Nel settore minerario (che rappresenta il 50% dell’esportazioni) la produttivitá era scesa al 60%. L’ondata di scioperi economici si sta sempre piú associando a rivendicazioni politiche grazie all’elevata consapevolezza di classe che storicamente gli operai sudafricani possiedono. Nazionalizzazione delle multinazionali, riforma agraria, controllo operaio dell’economia e, infine, socialismo, non sono piú limitati alla propaganda ideologica, definita estremista, dell’ex leader della gioventú ANC, Maniema. Sono argomenti comuni tra i lavoratori e la maggioranza della popolazione nera Sudafrica.
Il partito rivoluzionario e liberatore del Paese é sommerso da scandali finanziari, lotte di potere intestine, privilegi inauditi. La vecchia guardia rivoluzionaria sembra non aver migliorato le condizioni di vita della maggioranza della popolazione ma salvaguardato i privilegi della minoranza Boera mantenendo cosí inalterata l’Apartheid economica, tramite un patto informale tra Nelson Mandela e l’ultimo presidente Boero, Botha. In cambio l’ANC avrebbe ottenuto il potere e la possibilitá di creare una modesta elite nera privilegiata economicamente.
Questo perlomeno é il pensiero che circola apertamente nel Paese. Queste accuse sembrano non essere il frutto del rancore della popolazione nera. Troverebbero conferme ufficiali, come l’intervista fatta a Botha da ’Al-Jazeera’ nel maggio scorso dove l’ultimo Presidente Boero ha defitivo Nelson Mandela come il garante della stabilitá della Nazione salvata dai pericoli di estremismo comunista, alludendo proprio al famoso accordo tra i due leaders.
Il Ministro della Finanze Gordhan nel marzo scorso aveva avvertito la dirigenza del ANC che se le forze estremiste ed ostile all’interno del partito e del sindacato non fossero state debellate e le condizioni delle masse migliorate, la rivolta popolare che portó alla rivoluzioni nel Nord Africa dovera essere considerata come imminente in Sud Africa. Il massacro di Marikana sembra trasformare questo rischio in una seria prospettiva a medio termine con profonde conseguenze nazionali, continentali. Il Sudafrica potrebbe essere il primo membro del BRICS ad implodere a causa delle fino ad ora irrisolte disuguaglianze sociali.
Intanto sciopero dei minatori licenziati continua, come rinvigorito da una determinazione e una rabbia raddoppiate. I caduti sono giá stati mitizzati come eroi della classe operaia Sudafricana alla stessa stregua dei martiri per la lotta contro l’Apartheid.
Julious Maniema, estremamente rafforzato da questo eccidio, ha invitato il Presidente Zuma a dimettersi.
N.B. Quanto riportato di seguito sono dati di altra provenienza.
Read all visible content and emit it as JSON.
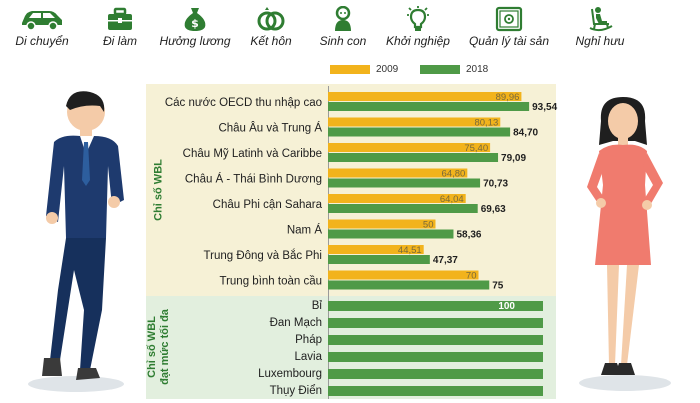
{
  "icons": [
    {
      "icon": "car-icon",
      "label": "Di chuyển"
    },
    {
      "icon": "briefcase-icon",
      "label": "Đi làm"
    },
    {
      "icon": "money-bag-icon",
      "label": "Hưởng lương"
    },
    {
      "icon": "rings-icon",
      "label": "Kết hôn"
    },
    {
      "icon": "baby-icon",
      "label": "Sinh con"
    },
    {
      "icon": "lightbulb-icon",
      "label": "Khởi nghiệp"
    },
    {
      "icon": "safe-icon",
      "label": "Quản lý tài sản"
    },
    {
      "icon": "rocking-chair-icon",
      "label": "Nghỉ hưu"
    }
  ],
  "sections": {
    "wbl_index": "Chỉ số WBL",
    "wbl_max": [
      "Chỉ số WBL",
      "đạt mức tối đa"
    ]
  },
  "colors": {
    "y2009": "#f2b31c",
    "y2018": "#4f9a47",
    "panel_wbl": "#f6f1d6",
    "panel_max": "#e2efde"
  },
  "chart_data": {
    "type": "bar",
    "orientation": "horizontal",
    "xlim": [
      0,
      100
    ],
    "legend_position": "top",
    "categories": [
      "Các nước OECD thu nhập cao",
      "Châu Âu và Trung Á",
      "Châu Mỹ Latinh và Caribbe",
      "Châu Á - Thái Bình Dương",
      "Châu Phi cận Sahara",
      "Nam Á",
      "Trung Đông và Bắc Phi",
      "Trung bình toàn cầu"
    ],
    "series": [
      {
        "name": "2009",
        "values": [
          89.96,
          80.13,
          75.4,
          64.8,
          64.04,
          50,
          44.51,
          70
        ],
        "labels": [
          "89,96",
          "80,13",
          "75,40",
          "64,80",
          "64,04",
          "50",
          "44,51",
          "70"
        ]
      },
      {
        "name": "2018",
        "values": [
          93.54,
          84.7,
          79.09,
          70.73,
          69.63,
          58.36,
          47.37,
          75
        ],
        "labels": [
          "93,54",
          "84,70",
          "79,09",
          "70,73",
          "69,63",
          "58,36",
          "47,37",
          "75"
        ]
      }
    ],
    "max_score": {
      "categories": [
        "Bỉ",
        "Đan Mạch",
        "Pháp",
        "Lavia",
        "Luxembourg",
        "Thụy Điển"
      ],
      "values": [
        100,
        100,
        100,
        100,
        100,
        100
      ],
      "value_label": "100"
    }
  }
}
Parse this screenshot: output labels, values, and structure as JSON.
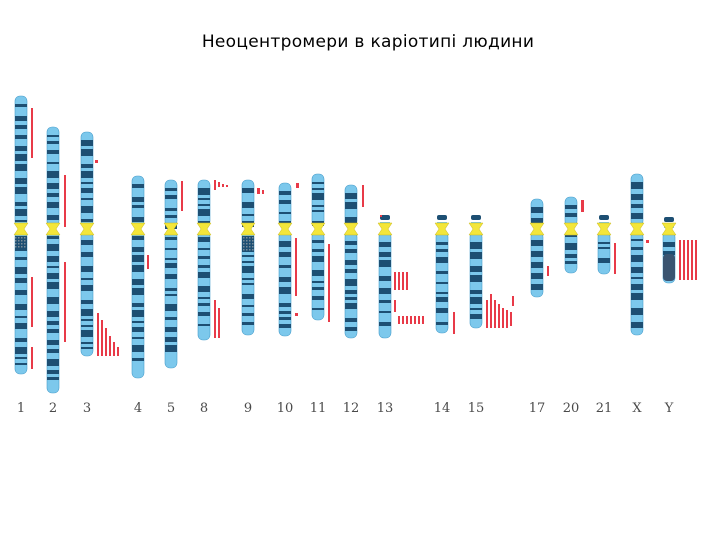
{
  "title": "Неоцентромери в каріотипі людини",
  "colors": {
    "chromosome_light": "#7cc8ec",
    "chromosome_dark": "#1d4f73",
    "centromere": "#f3e63a",
    "neocentromere_marker": "#e83a48"
  },
  "chromosomes": [
    {
      "label": "1"
    },
    {
      "label": "2"
    },
    {
      "label": "3"
    },
    {
      "label": "4"
    },
    {
      "label": "5"
    },
    {
      "label": "8"
    },
    {
      "label": "9"
    },
    {
      "label": "10"
    },
    {
      "label": "11"
    },
    {
      "label": "12"
    },
    {
      "label": "13"
    },
    {
      "label": "14"
    },
    {
      "label": "15"
    },
    {
      "label": "17"
    },
    {
      "label": "20"
    },
    {
      "label": "21"
    },
    {
      "label": "X"
    },
    {
      "label": "Y"
    }
  ]
}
Invito che sembra essere condiviso da una grande percentuale della popolazione che intende riprendere in mano le redini dell’ANC. Tra la classe operaia sudafricana si sta diffondendo la sensazione che se la dirigenza del ANC é stata costretta a ricorrere ai metodi di repressione del regime razziale contro la popolazione nera, questo evidenzia che é terrorizzata dalla possibilitá di perdere il potere ed intenzionata a mantenerlo a tutti i costi.